A total of seven tri-county organizations have been awarded federal funds totaling a combined $865,342 through the state to help crime victims and combat domestic violence.
The Kentucky Justice and Public Safety Cabinet has awarded more than $26 million in federal grants to programs that assist victims of violent crime or help combat violence against women, Gov. Matt Bevin and Justice Secretary John Tilley announced on Dec. 17.
The funds are part of two federal grant programs – the Victims of Crime Act, known as VOCA, and the STOP Violence Against Women Act, known as VAWA.
Overall, the cabinet is awarding a record $25.2 million in VOCA money to 116 Kentucky programs, including those focused on child advocacy, domestic violence, sexual assault, law enforcement, prosecutor-based advocacy and legal aid, among other services.
Another $1.3 million in VAWA funds will support victim services, prosecutors, law enforcement, and court-based programs, among others.
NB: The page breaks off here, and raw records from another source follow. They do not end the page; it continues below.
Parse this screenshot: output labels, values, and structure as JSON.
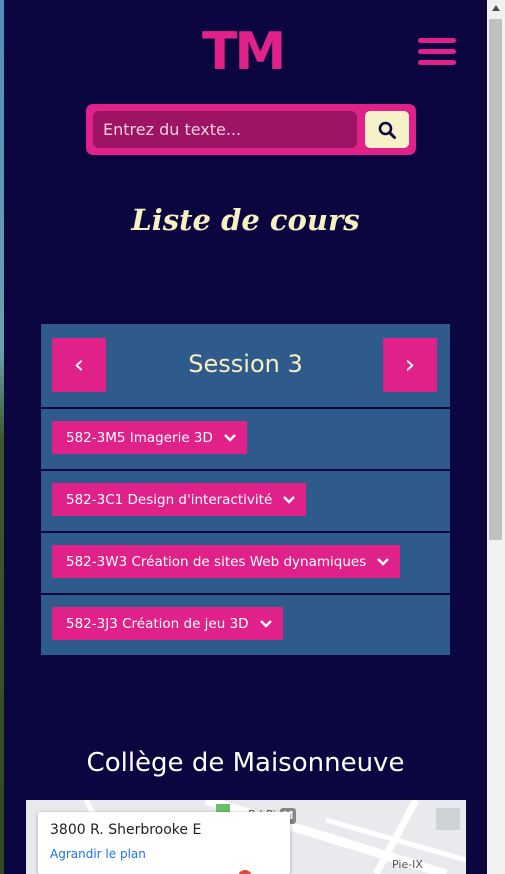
{
  "header": {
    "logo_text": "TM"
  },
  "search": {
    "placeholder": "Entrez du texte..."
  },
  "list_title": "Liste de cours",
  "session": {
    "title": "Session 3",
    "prev_label": "‹",
    "next_label": "›",
    "courses": [
      {
        "label": "582-3M5 Imagerie 3D"
      },
      {
        "label": "582-3C1 Design d'interactivité"
      },
      {
        "label": "582-3W3 Création de sites Web dynamiques"
      },
      {
        "label": "582-3J3 Création de jeu 3D"
      }
    ]
  },
  "college": {
    "title": "Collège de Maisonneuve",
    "address": "3800 R. Sherbrooke E",
    "map_link": "Agrandir le plan",
    "metro_label": "M",
    "road_label_1": "Bd Pi",
    "road_label_2": "Pie-IX"
  },
  "colors": {
    "background": "#0b0640",
    "accent": "#e0218a",
    "panel": "#2f5a8c",
    "cream": "#f7f0c0"
  }
}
Area organizations receiving the VOCA funds include:
• Cumberland River Behavioral Health – $115,200
• Williamsburg Police Department – $54,287
• Cumberland Valley Children’s Advocacy Center – $292,566
• CASA of Knox & Laurel Counties – $40,907
• Cumberland Valley Domestic Violence Services, Inc. – $213,960
• Laurel County Attorney’s Office – $89,028
• Knox County Fiscal Court – $59,394
“The Justice and Public Safety Cabinet is working proactively to ensure that Kentucky’s victims services programs are maximizing available federal dollars to assist with providing essential services to some of our state’s most vulnerable citizens,” said Gov. Bevin. “We applaud the cabinet for their dedicated efforts to secure over $26 million in funds for victims services, and we are grateful for their ongoing commitment to supporting victims and their families throughout the Commonwealth.”
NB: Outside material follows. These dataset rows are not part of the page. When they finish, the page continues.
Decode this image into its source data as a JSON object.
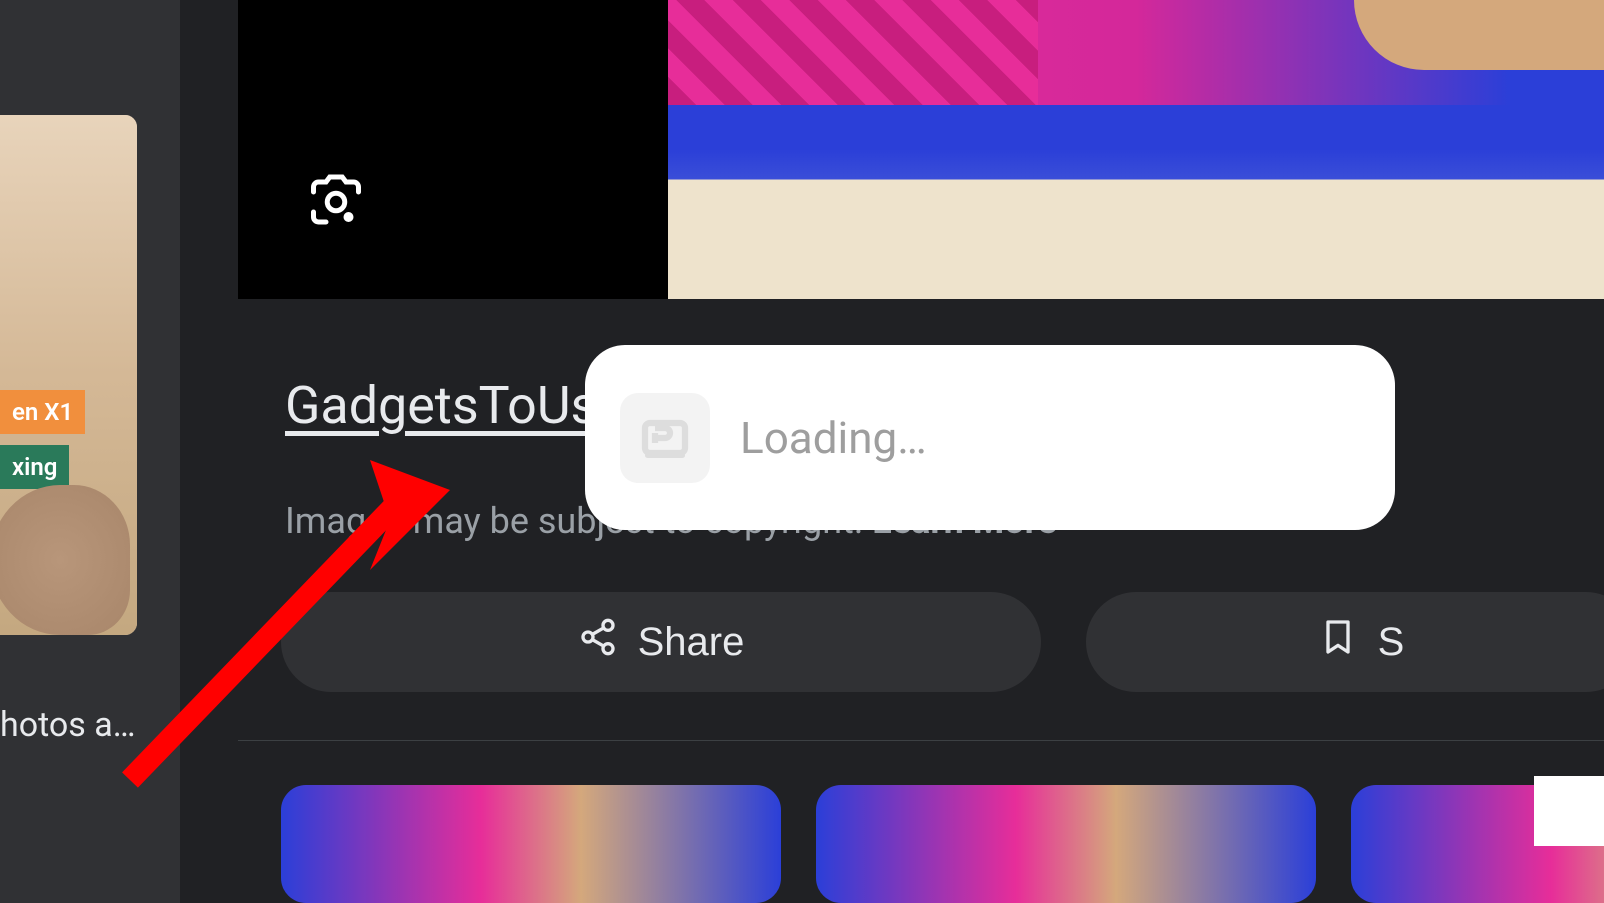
{
  "thumbnail": {
    "badge_orange": "en X1",
    "badge_teal": "xing",
    "caption": "hotos a…"
  },
  "source": {
    "name": "GadgetsToUs"
  },
  "copyright": {
    "text": "Images may be subject to copyright. ",
    "learn_more": "Learn More"
  },
  "actions": {
    "share": "Share",
    "save": "S"
  },
  "popup": {
    "loading_text": "Loading…"
  }
}
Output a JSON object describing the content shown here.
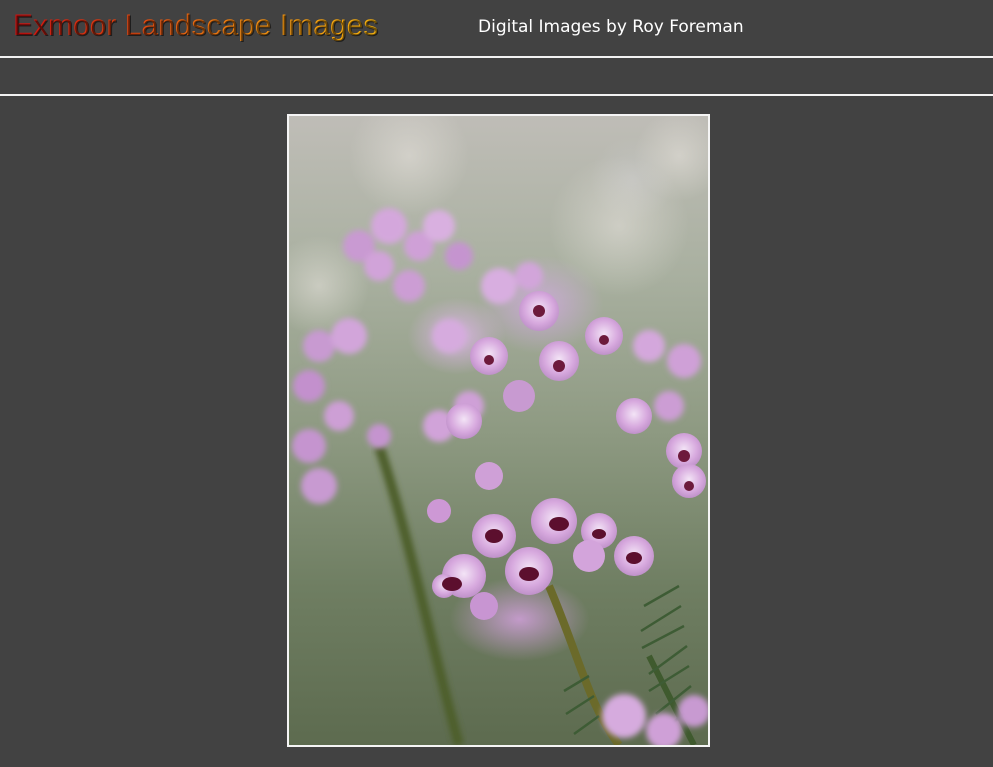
{
  "header": {
    "title": "Exmoor Landscape Images",
    "subtitle": "Digital Images by Roy Foreman"
  },
  "photo": {
    "subject": "heather-flower-photo"
  },
  "colors": {
    "background": "#424242",
    "rule": "#f2f2f2",
    "title_gradient_start": "#d01010",
    "title_gradient_end": "#f7b30f",
    "subtitle": "#ffffff"
  }
}
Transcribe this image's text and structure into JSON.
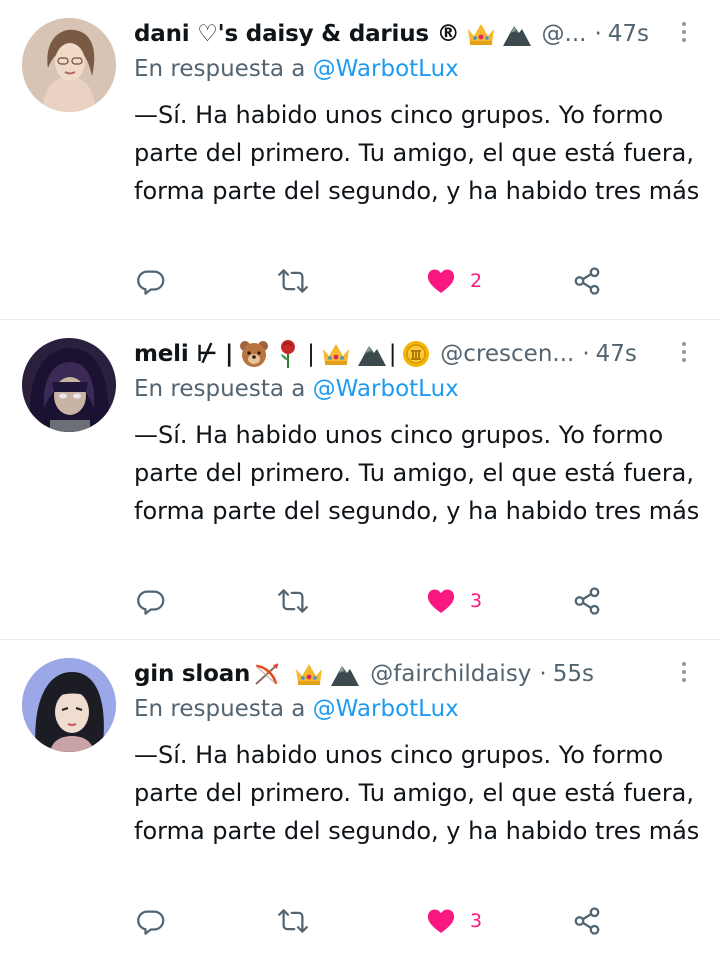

The Justice Cabinet’s Grants Management Division has worked aggressively in recent years to capture more federal dollars and proactively match Kentucky programs to grant money. This year’s VOCA total, for instance, represents a 306 percent increase over the amount awarded in 2015 – $6.2 million – when 77 programs received funds.
“These dollars support vital programs for victims in Kentucky, and our grants team is striving daily to secure every possible resource,” Secretary Tilley said. “Our commitment to victims of violence and crime is greater than ever before.”